Because there are three phases of bipolar disorder: acute mania, acute depression and maintenance, “treatment-resistance” may only apply to one phase. So, for example, once a person goes into acute mania and fails to respond to several treatments, that might be considered treatment-resistant bipolar mania.
Treatment-Resistance is the Rule in Bipolar Disorder
It’s important to remember though, to some extent with bipolar disorder, treatment-resistance is not the exception, but the rule. Many people with bipolar disorder do not respond to an initial treatment and many people require a combination of treatments in order to experience wellness so initial nonresponse to a treatment isn’t officially treatment-resistance.
The official designation of “treatment-resistance” then, needs more clarification.
Standard Bipolar Medications
There are many medications that are standard in bipolar disorder, depending on the phase of treatment.
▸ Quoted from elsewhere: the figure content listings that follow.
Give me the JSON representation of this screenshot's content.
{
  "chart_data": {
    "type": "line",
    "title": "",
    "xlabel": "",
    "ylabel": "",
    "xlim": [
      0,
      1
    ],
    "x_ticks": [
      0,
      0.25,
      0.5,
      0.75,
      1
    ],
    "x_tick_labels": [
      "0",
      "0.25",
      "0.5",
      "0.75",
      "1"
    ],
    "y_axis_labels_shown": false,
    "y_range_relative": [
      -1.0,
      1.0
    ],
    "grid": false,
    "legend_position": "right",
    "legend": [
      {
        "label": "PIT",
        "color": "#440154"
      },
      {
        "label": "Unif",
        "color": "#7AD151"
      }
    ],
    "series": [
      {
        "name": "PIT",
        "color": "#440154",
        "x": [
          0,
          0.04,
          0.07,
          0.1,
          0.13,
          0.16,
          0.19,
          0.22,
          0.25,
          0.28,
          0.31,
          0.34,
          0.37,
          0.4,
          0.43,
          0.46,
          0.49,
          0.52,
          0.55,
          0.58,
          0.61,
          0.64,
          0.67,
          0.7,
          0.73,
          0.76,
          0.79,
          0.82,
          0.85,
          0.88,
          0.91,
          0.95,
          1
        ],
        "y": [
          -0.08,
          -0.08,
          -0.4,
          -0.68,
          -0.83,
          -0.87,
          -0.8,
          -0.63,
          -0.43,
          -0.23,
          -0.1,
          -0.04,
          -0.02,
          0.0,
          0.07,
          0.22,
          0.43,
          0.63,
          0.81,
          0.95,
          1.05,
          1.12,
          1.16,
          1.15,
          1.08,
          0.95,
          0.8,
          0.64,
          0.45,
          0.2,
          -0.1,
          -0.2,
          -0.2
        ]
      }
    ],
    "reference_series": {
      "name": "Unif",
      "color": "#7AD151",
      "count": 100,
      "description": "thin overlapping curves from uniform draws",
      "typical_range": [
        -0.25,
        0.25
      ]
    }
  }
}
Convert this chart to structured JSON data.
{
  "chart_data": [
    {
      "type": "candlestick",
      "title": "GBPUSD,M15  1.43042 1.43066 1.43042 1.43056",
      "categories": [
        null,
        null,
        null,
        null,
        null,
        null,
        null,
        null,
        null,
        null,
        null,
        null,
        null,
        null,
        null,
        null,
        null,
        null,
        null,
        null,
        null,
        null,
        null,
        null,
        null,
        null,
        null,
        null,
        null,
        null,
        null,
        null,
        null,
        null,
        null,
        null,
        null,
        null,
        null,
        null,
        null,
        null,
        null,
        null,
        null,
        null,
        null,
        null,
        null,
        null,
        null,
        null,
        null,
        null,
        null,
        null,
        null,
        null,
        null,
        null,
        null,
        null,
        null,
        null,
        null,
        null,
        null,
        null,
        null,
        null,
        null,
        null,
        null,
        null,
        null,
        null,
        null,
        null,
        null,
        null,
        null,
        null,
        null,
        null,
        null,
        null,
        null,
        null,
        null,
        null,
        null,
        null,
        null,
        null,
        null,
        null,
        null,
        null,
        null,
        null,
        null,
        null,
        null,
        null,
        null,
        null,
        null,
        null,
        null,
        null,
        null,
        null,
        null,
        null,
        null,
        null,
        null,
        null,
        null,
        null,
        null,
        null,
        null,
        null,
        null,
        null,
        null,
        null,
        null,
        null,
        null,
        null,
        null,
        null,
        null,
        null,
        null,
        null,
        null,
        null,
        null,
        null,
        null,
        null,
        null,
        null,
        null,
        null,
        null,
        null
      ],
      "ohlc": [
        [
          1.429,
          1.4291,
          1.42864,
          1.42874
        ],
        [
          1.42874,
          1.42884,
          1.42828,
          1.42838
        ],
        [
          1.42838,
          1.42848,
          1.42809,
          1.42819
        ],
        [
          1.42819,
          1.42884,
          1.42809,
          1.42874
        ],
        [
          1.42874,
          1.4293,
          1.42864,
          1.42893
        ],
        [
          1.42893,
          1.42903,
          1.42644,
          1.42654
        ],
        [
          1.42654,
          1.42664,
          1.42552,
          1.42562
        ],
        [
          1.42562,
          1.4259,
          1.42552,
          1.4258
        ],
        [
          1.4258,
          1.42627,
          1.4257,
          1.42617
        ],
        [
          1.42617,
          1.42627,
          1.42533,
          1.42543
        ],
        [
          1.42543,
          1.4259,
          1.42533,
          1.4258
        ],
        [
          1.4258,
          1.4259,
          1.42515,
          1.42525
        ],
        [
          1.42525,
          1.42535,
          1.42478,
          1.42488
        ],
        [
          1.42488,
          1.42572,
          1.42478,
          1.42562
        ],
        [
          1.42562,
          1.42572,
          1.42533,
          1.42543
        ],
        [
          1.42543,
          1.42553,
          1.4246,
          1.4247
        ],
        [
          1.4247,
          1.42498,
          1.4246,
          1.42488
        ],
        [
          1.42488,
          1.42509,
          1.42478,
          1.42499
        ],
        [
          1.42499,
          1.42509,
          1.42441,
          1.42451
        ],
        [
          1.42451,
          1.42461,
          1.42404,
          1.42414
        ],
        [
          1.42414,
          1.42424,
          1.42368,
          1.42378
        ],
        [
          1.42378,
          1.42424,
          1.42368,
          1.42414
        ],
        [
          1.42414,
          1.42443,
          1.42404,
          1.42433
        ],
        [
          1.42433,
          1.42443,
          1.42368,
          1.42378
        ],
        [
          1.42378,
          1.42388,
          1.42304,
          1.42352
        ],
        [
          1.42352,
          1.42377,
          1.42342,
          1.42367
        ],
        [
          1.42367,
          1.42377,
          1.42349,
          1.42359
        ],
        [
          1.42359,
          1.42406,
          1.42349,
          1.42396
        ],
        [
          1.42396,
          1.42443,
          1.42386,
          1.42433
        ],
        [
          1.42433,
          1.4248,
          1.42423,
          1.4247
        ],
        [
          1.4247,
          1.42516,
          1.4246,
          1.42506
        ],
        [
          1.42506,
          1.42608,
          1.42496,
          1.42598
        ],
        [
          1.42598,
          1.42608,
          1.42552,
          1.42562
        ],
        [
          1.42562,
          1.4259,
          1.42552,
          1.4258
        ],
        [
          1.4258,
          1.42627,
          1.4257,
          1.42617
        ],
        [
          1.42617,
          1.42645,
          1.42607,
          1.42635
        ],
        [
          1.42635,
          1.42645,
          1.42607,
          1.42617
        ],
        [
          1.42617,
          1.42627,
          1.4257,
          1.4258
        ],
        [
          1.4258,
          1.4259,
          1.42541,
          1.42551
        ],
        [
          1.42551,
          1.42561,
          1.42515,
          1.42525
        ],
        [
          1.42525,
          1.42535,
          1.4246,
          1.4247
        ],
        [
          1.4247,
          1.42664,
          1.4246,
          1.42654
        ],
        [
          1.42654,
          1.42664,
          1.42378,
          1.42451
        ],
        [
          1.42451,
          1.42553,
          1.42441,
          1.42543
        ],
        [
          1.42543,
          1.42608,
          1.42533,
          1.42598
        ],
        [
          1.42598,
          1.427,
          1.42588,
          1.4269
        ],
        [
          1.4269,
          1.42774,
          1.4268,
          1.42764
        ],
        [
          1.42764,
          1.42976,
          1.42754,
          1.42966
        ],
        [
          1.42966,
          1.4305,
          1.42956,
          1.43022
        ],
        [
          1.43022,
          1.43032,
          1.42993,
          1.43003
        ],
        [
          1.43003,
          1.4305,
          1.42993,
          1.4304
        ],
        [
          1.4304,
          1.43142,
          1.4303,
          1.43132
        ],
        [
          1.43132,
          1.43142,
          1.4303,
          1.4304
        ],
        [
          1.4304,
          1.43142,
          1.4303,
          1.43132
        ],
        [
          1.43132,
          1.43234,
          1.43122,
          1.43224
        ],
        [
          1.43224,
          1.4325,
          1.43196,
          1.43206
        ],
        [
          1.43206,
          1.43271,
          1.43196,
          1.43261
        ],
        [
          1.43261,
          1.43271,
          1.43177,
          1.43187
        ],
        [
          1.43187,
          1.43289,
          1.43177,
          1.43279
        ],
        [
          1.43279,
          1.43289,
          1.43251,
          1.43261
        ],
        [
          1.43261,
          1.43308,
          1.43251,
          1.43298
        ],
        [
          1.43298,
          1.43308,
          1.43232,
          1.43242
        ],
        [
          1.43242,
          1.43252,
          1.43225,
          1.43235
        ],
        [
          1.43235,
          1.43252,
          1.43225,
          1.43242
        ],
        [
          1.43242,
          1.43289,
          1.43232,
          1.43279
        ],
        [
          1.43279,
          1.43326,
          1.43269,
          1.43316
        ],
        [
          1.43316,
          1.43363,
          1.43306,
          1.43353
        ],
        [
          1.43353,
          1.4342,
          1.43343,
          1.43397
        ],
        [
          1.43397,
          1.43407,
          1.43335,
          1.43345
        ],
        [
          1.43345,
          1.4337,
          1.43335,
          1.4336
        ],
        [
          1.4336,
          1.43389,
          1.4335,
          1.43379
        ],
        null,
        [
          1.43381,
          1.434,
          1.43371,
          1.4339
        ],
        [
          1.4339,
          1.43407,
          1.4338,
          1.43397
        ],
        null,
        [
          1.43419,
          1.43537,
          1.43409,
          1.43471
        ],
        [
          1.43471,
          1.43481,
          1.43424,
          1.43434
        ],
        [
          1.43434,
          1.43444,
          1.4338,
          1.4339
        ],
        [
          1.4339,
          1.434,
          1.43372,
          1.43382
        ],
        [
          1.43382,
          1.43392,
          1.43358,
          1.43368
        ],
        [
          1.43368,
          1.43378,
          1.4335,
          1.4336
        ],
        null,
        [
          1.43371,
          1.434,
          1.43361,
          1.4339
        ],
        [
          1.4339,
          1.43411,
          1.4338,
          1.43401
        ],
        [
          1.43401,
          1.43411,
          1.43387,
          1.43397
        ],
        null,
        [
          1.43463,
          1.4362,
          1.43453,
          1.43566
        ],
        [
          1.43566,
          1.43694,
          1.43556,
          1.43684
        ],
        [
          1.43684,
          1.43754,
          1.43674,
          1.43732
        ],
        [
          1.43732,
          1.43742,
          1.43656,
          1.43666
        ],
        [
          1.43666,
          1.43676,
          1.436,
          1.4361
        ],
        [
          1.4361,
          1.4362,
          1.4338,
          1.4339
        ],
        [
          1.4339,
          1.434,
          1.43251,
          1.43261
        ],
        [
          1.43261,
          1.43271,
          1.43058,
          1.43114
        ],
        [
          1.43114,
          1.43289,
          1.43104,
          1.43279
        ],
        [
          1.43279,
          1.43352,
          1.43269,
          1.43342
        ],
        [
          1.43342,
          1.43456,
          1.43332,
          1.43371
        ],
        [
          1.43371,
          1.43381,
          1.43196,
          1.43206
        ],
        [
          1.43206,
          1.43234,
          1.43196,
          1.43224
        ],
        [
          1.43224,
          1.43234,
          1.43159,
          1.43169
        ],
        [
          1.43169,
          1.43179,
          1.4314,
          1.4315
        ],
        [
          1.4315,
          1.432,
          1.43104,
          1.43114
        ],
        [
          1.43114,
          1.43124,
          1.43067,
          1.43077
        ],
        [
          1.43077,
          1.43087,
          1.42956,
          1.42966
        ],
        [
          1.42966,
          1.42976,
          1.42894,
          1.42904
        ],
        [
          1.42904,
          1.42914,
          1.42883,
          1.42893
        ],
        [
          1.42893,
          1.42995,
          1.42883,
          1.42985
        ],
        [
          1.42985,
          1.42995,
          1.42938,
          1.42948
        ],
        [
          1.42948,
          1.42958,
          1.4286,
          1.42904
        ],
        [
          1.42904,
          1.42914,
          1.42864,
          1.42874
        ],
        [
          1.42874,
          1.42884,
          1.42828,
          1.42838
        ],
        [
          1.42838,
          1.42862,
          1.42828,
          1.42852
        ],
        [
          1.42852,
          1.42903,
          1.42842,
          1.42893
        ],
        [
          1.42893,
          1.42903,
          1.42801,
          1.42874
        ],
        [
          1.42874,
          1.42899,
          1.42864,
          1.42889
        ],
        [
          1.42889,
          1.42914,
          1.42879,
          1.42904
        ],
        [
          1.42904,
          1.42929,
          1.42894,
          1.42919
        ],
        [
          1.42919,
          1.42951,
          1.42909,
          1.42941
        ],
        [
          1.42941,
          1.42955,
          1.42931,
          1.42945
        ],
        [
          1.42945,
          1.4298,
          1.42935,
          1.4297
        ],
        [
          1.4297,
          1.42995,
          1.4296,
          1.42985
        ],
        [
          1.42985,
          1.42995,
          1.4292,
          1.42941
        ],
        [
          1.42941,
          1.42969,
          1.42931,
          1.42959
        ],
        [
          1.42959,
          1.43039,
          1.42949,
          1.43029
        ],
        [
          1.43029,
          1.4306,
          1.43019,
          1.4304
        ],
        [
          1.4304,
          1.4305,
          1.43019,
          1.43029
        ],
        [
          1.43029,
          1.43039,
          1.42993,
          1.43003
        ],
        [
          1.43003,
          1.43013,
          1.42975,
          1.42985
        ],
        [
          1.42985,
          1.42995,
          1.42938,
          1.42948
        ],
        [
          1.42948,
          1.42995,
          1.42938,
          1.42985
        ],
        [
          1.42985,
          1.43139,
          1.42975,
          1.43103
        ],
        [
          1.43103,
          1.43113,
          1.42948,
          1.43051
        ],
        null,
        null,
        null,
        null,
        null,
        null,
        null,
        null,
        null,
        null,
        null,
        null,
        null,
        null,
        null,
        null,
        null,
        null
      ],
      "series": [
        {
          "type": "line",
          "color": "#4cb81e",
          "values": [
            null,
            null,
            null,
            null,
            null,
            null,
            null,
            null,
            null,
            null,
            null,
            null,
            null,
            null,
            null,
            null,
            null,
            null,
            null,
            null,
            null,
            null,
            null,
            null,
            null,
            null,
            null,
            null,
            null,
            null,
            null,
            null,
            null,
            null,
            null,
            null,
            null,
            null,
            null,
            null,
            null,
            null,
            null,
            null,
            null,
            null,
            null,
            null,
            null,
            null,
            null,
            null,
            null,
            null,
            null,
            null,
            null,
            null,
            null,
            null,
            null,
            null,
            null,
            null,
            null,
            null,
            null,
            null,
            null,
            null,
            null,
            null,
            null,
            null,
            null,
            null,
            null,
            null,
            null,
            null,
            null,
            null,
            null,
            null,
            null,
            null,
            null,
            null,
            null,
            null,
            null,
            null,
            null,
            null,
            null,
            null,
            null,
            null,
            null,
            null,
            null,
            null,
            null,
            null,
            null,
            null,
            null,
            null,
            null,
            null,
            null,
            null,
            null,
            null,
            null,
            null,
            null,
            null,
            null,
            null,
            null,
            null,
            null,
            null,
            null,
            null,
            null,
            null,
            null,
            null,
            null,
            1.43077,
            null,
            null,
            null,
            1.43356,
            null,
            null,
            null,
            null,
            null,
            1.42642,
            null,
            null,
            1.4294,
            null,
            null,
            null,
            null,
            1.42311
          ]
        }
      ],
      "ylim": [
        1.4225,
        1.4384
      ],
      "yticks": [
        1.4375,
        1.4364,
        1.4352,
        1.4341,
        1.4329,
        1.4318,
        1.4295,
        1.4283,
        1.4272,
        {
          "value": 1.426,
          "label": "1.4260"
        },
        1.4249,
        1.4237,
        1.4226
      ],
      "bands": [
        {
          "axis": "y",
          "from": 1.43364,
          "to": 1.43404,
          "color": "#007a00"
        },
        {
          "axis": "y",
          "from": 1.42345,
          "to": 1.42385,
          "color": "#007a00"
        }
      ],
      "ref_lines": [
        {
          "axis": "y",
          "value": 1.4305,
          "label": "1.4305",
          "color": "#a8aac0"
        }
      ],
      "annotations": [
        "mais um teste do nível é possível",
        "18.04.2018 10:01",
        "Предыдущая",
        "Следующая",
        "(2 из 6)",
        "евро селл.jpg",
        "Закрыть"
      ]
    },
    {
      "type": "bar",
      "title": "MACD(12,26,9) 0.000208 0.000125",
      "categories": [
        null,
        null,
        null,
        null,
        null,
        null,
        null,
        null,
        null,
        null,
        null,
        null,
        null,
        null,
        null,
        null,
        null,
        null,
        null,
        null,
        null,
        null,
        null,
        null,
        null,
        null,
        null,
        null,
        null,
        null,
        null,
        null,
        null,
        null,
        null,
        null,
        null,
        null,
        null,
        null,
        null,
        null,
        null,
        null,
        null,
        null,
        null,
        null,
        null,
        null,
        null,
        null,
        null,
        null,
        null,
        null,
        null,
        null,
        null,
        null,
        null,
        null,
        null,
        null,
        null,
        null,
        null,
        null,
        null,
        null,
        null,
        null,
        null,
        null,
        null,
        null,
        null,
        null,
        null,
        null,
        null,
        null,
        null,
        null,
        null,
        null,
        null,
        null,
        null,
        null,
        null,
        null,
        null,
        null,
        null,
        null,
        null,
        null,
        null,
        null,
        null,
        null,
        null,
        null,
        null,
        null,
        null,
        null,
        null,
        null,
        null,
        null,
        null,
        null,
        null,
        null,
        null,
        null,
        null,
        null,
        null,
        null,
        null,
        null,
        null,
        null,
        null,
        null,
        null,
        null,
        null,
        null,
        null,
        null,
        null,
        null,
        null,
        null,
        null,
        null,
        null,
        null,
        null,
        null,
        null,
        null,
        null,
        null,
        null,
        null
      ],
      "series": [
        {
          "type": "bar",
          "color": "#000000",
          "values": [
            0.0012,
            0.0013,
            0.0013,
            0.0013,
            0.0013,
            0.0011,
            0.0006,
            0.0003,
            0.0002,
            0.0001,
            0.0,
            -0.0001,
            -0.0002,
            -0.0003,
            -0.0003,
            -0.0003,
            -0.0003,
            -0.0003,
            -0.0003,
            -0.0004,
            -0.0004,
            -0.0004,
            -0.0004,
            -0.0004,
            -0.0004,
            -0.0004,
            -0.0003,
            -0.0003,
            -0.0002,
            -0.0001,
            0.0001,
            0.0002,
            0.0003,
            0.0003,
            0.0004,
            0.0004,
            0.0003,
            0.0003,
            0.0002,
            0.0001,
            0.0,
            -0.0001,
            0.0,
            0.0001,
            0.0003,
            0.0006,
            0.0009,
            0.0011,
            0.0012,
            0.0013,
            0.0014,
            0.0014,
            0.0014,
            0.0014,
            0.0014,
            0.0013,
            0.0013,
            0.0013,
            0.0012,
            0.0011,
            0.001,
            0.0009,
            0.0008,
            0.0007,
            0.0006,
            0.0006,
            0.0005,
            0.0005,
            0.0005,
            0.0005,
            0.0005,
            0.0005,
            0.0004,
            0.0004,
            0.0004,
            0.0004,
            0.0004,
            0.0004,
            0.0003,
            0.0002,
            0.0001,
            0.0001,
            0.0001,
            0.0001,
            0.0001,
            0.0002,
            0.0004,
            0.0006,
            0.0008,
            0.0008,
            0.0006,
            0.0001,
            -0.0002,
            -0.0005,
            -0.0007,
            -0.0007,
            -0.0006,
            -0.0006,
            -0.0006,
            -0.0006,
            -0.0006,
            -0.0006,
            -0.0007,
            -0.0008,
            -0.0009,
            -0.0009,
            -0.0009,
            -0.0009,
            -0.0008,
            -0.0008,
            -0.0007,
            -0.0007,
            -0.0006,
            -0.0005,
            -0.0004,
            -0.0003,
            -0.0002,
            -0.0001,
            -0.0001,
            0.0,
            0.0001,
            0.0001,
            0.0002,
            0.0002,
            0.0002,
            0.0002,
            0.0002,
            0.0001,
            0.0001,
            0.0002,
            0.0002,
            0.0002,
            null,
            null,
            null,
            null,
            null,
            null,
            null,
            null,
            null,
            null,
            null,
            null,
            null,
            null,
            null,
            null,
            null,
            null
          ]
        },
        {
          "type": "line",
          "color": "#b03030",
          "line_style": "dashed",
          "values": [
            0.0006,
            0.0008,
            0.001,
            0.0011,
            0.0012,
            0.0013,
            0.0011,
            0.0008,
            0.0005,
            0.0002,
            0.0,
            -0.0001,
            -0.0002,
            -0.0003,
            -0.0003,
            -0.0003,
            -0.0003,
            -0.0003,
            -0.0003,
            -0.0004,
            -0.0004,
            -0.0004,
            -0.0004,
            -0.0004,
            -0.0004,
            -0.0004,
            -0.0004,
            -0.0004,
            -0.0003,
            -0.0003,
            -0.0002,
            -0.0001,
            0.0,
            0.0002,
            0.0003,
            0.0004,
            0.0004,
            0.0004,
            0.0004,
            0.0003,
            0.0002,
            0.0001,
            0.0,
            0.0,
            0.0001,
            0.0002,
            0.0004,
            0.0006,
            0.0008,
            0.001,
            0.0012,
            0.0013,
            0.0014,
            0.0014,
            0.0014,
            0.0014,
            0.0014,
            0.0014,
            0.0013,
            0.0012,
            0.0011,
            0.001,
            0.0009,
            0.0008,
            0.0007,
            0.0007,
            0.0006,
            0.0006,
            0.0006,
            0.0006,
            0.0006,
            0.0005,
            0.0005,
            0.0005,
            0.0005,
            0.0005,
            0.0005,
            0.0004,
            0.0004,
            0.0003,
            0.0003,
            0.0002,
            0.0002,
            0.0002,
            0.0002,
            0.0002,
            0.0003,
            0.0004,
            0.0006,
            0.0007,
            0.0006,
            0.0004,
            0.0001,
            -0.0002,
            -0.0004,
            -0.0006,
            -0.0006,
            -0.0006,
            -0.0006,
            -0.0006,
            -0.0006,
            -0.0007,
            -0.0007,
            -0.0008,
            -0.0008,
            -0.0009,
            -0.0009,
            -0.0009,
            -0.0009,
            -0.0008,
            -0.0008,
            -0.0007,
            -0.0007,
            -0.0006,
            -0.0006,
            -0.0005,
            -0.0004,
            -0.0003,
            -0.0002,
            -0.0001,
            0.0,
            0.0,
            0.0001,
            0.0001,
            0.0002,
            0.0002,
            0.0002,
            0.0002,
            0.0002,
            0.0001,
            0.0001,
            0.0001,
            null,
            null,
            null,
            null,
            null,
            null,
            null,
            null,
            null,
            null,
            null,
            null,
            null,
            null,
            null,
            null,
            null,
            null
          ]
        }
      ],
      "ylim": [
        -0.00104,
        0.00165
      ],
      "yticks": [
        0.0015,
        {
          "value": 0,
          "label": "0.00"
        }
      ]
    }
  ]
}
Common examples include lithium, divalproex, lamotrigine, and quetiapine. (See a complete list with evidence indications here.) These standard medications are FDA-approved for use in bipolar treatment. “Treatment-resistance” then should take into account how people respond to these standard treatments.
According to a Psychiatric Times article:
“Sachs suggested that the term ‘treatment-resistant bipolar disorder’ should be reserved for patients who do not respond to a combination of 2 standard medications in a specific period, such as 6 weeks for mania, and 6 months or 3 cycle-lengths for maintenance. Others have required multiple trials of combinations or that patients fail to respond to nonstandard treatments, such as antidepressants.”
And when a doctor says “fails to respond” what they mean is that the patient doesn’t respond to a medication given at an adequate does for an adequate amount of time, and in my experience, many medications are discontinued long before that marker for a variety of reasons like side effects.
What Does Treatment-Resistance Really Mean?
But it’s important to remember that just because a case of bipolar disorder may be treatment-resistant, that’s not the same thing as treatment-impossible. True treatment-resistance really only indicates to the psychiatrist that more novel routes of treatment are warranted. It’s critical, and I cannot stress this enough, not to think that treatment-resistance indicates that the patient, or the physician, should give up. I have been treatment-resistant for much of my bipolar life but that doesn’t mean that effective treatments weren’t later found.